Why the Prime Minister has not spoken to him since he became First Minister on May 16 remains a mystery.
Downing Street has offered no coherent explanation, and now, whatever they say (and it is more likely to be cock-up than conspiracy), damage has been done.
In the great scheme of things whether Mr Blair speaks to Mr Salmond does not matter but perhaps it is indicative of a deep malaise in the Labour Party.
Whatever else can be said of the Prime Minister, he is very rarely discourteous. His facility for keeping his eye on the big picture, refusing to be derailed by the minutia, has been one of his over-riding strengths in office.

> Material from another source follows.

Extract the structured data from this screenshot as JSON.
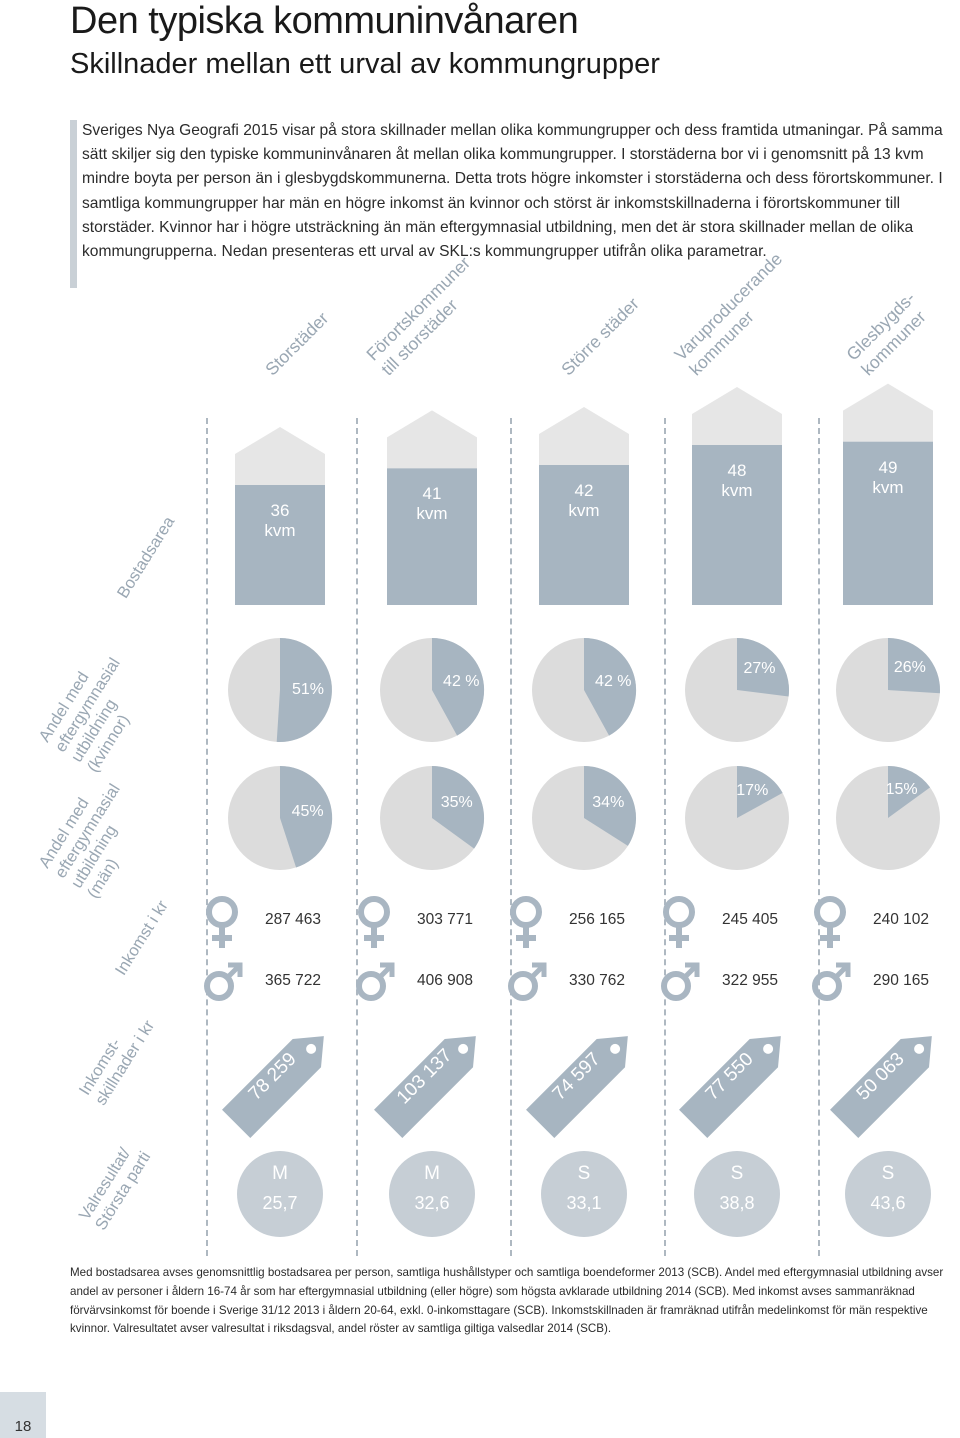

And that is primarily why this episode has been so puzzling.
There will be little love lost between the Prime Minister and Scotland's First Minister. Mr Salmond described the UK's intervention in Kosovo as one of unpardonable folly; he has called for Mr Blair to be impeached over Iraq; and could not help but sneer whenever they faced each other across the floor of the House of Commons.
But the Prime Minister has often had to rise above the fray to achieve higher political ends, and so to score an unnecessary own goal over something so trivial points to the conclusion that the understanding of the minutia of the Scottish political scene in Downing Street and the Treasury - although Gordon Brown eventually spoke to Mr Salmond - is zilch. This oversight would have been unimaginable if Pat McFadden, now the MP for Wolverhampton South East, had remained in Downing Street and was still working with Iain Gray, now re-elected to the Scottish Parliament, in the Scotland Office. (It is worth noting that Alistair Darling, often an unsung political operator, tried to contact Mr Salmond on his first day in office).

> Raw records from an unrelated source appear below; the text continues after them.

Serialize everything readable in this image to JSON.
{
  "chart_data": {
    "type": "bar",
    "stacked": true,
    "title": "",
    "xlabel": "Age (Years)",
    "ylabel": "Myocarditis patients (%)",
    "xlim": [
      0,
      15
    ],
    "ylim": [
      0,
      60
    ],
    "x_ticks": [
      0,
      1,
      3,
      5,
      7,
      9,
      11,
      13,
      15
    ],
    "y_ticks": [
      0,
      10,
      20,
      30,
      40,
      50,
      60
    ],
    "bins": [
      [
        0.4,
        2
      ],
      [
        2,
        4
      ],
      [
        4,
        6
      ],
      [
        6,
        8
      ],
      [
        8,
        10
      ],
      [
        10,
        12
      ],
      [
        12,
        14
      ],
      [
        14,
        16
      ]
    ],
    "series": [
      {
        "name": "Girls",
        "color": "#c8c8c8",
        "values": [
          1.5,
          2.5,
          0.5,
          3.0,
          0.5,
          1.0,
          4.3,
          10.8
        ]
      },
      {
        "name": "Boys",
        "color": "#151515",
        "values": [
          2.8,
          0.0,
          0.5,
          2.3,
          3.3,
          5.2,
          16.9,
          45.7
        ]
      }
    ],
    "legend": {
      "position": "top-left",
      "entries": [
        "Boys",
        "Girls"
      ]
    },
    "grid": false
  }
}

The First Minister, in his first 30 days in office, has not put a foot wrong. With few cards in his hand he gambled on wrong-footing the opposition, and not only has he done that in spades, he has lifted the booze ban at Murrayfield, freed future Scottish students from the burden of tuition fees, and kept open much-cherished accident and emergency units in Lanarkshire.
The penny has dropped amongst Labour MPs. David Hamilton and Ian Davidson, two of the more plain-speaking, feisty MPs, will not care too much if the Prime Minister ever says hello. They do care about the Labour Party in Scotland getting its act together.
They will not be sitting back to let Mr Salmond walk all over them for long.